Com nome leve como o voo das aves que inspiraram sua origem, o município de Andorinha, no Piemonte Norte do Itapicuru, guarda uma história singular.
Tudo começou em 1885, quando João Alves de Araújo se instalou em frente ao “Morro das Andorinhas” — um rochedo branco onde as aves pousavam ao entardecer.
A fazenda logo virou ponto de encontro de tropeiros, dando origem ao povoado que cresceu com a chegada da estrada para Senhor do Bonfim.
Em 13 de junho de 1989, Andorinha conquistou sua emancipação política, tornando-se oficialmente município, desmembrado de Senhor do Bonfim.
No mesmo ano, elegeu seu primeiro prefeito: Dr. Carlos Humberto de Miranda Pereira Melo.
Hoje, com 15.012 habitantes segundo o Censo 2022, Andorinha ocupa a oitava posição em população na sua região imediata. O território de 1.362,386 km² apresenta uma das menores densidades demográficas do Piemonte Norte do Itapicuru, com apenas 11,02 habitantes por km². A idade mediana da população é de 35 anos.
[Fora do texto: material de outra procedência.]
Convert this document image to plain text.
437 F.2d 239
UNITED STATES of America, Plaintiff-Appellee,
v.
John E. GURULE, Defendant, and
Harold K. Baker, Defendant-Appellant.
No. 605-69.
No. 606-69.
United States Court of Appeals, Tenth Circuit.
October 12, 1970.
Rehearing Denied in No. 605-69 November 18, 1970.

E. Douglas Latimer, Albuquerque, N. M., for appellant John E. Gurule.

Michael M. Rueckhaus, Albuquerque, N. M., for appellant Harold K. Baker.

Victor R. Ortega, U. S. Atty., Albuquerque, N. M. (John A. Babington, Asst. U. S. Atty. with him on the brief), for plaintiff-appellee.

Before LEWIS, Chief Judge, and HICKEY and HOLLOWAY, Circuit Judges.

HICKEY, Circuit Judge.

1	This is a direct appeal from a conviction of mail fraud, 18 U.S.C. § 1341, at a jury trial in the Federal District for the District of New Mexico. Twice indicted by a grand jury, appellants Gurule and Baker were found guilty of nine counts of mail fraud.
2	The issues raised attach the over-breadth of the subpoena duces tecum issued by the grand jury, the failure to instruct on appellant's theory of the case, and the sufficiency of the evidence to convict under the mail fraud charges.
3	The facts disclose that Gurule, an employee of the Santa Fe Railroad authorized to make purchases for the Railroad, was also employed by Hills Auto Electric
Na economia, o destaque vai para a FERBASA, que explora o minério de cromo e mudou o perfil socioeconômico da cidade.
O PIB per capita de R$ 15.500,25 coloca Andorinha em 3º lugar regional em geração de renda, refletindo melhorias na qualidade de vida e oportunidades de trabalho.
Socialmente, os desafios ainda existem. O IDEB de 2023 foi de 3,5 nos anos finais do ensino fundamental, um índice considerado baixo. Já em 2023, foram registrados 37 casamentos.
Andorinha conta atualmente com uma frota de 4.221 veículos. A taxa de mortalidade infantil não foi divulgada.
Culturalmente, Andorinha mantém viva sua identidade, com manifestações tradicionais e eventos que encantam moradores e visitantes.
Com o aniversário celebrado em 13 de junho, o município segue firme em sua trajetória de crescimento, impulsionado por sua história, riquezas naturais e o espírito resiliente de seu povo.